La caméra infrarouge capture les défauts lors de l’impression 3D

De petits défauts dans les pièces métalliques imprimées en 3D limitent leurs performances et constituent des obstacles empêchant la technologie d’être plus largement utilisée. Les chercheurs du laboratoire national d’Argonne ont émis l’hypothèse que les défauts provenaient de petits vides dans le métal imprimé refroidi. Les vides (porosité) peuvent rendre les composants imprimés sujets aux fissures et autres défaillances.

Pour vérifier leur théorie, ils ont utilisé une imprimante 3D avec une caméra infrarouge, une option courante, pour filmer le processus d’impression par le haut. Il a surveillé et enregistré les données de température pendant le processus de construction. Dans le même temps, une radiographie de haute puissance de la source avancée de photons à Argonne a pris une vue latérale de la construction en cours. L’objectif était d’utiliser les rayons X pour voir la formation de vides et les corréler avec ce qui se passait thermiquement à la surface où le nouveau métal était déposé.

Les résultats des tests montrent une corrélation entre la température de surface et la formation de porosité sous la surface. Par exemple, lorsque la température de surface maximale est basse puis diminue régulièrement, il y a peu de vides sous la surface.
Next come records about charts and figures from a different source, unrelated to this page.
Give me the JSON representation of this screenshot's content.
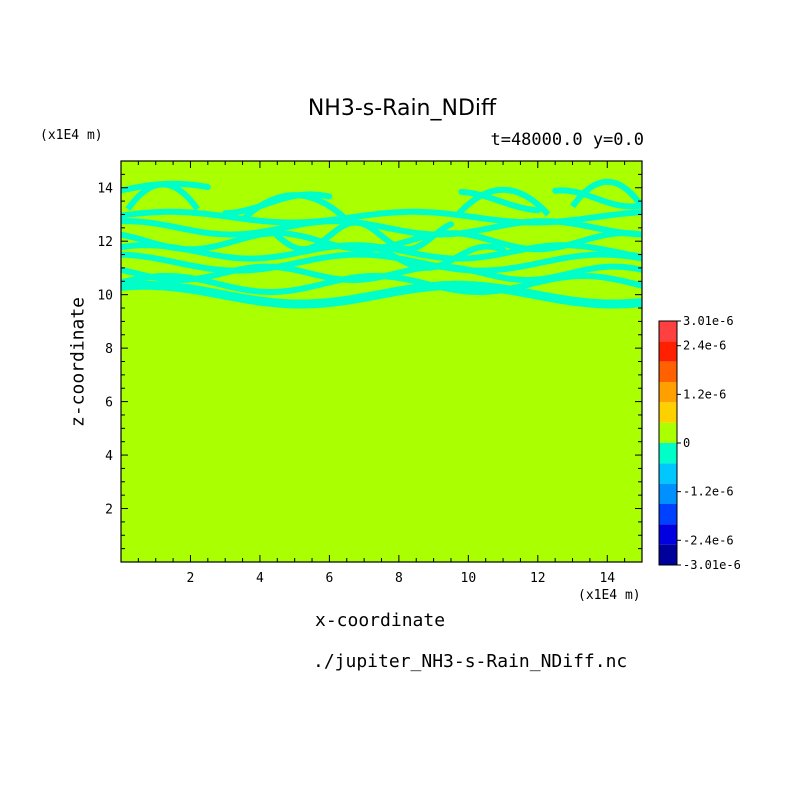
{
  "chart_data": {
    "type": "heatmap",
    "title": "NH3-s-Rain_NDiff",
    "subtitle": "t=48000.0 y=0.0",
    "xlabel": "x-coordinate",
    "ylabel": "z-coordinate",
    "x_unit": "(x1E4 m)",
    "y_unit": "(x1E4 m)",
    "source_file": "./jupiter_NH3-s-Rain_NDiff.nc",
    "xlim": [
      0,
      15
    ],
    "ylim": [
      0,
      15
    ],
    "x_ticks": [
      "2",
      "4",
      "6",
      "8",
      "10",
      "12",
      "14"
    ],
    "y_ticks": [
      "2",
      "4",
      "6",
      "8",
      "10",
      "12",
      "14"
    ],
    "colorbar": {
      "range": [
        -3.01e-06,
        3.01e-06
      ],
      "tick_labels": [
        "3.01e-6",
        "2.4e-6",
        "1.2e-6",
        "0",
        "-1.2e-6",
        "-2.4e-6",
        "-3.01e-6"
      ],
      "colors": [
        "#ff4040",
        "#ff2000",
        "#ff6000",
        "#ffa000",
        "#ffd000",
        "#aaff00",
        "#00ffc8",
        "#00c8ff",
        "#0090ff",
        "#0040ff",
        "#0000e0",
        "#00009a"
      ]
    },
    "background_level_color": "#aaff00",
    "anomaly_level_color": "#00ffc8",
    "anomaly_band_z": [
      9.7,
      14.2
    ],
    "summary_values": {
      "background": 0,
      "band_min_level": -6e-07
    }
  }
}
Mais lorsque les températures de surface sont élevées, puis plonge, puis grimpe plus tard, il y a beaucoup de vides.

Lors de l’impression 3D de pièces métalliques, les scientifiques d’Argonne ont trouvé une corrélation entre les températures à la surface et les défauts qui se forment en dessous.

L’équipe s’est appuyée sur des algorithmes d’apprentissage automatique pour extraire les résultats des données complexes et prédire la formation de vides à partir de l’historique thermique. Mais l’approche Argonne n’avait besoin que de données limitées par rapport aux grandes entreprises technologiques qui utilisent la technique générale et ont besoin de millions de points de données.
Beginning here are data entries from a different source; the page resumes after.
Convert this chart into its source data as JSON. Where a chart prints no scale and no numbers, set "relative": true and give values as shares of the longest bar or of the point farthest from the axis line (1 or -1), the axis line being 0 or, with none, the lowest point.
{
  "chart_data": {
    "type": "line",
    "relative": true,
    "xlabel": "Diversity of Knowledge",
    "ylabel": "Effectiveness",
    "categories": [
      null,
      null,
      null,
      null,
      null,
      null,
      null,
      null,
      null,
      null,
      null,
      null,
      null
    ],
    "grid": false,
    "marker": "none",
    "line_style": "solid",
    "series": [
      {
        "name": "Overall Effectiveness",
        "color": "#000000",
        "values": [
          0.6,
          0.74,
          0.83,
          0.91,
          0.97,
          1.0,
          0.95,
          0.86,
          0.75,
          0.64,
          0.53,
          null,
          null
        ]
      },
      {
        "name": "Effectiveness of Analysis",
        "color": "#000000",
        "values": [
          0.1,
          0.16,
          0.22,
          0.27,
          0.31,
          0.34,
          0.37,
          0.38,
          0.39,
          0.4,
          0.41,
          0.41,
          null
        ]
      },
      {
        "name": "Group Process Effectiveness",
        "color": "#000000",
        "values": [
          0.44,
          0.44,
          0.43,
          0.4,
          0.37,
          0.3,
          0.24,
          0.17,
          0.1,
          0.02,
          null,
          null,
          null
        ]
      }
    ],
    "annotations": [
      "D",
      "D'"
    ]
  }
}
Et bien que 3 les imprimantes sont généralement équipées de caméras infrarouges, aucun chercheur n’a accès au type de rayons X de haute puissance disponibles à Argonne. L’équipe est cependant convaincue qu’elle peut trouver un moyen de contourner le besoin d’un outil à rayons X aussi coûteux.

« En corrélant les résultats des rayons X d’Argonne avec les résultats moins détaillés que nous pouvons obtenir des imprimantes équipées de caméras infrarouges, nous pouvons prédire avec précision s’il y a des vides ou non sans avoir à voir sous la surface », explique Ben Gould, spécialiste des matériaux à Argonne.

L’objectif de l’équipe est d’utiliser les données de température prises lorsqu’une pièce est imprimée pour prédire la formation des vides afin qu’ils puissent être réparés immédiatement.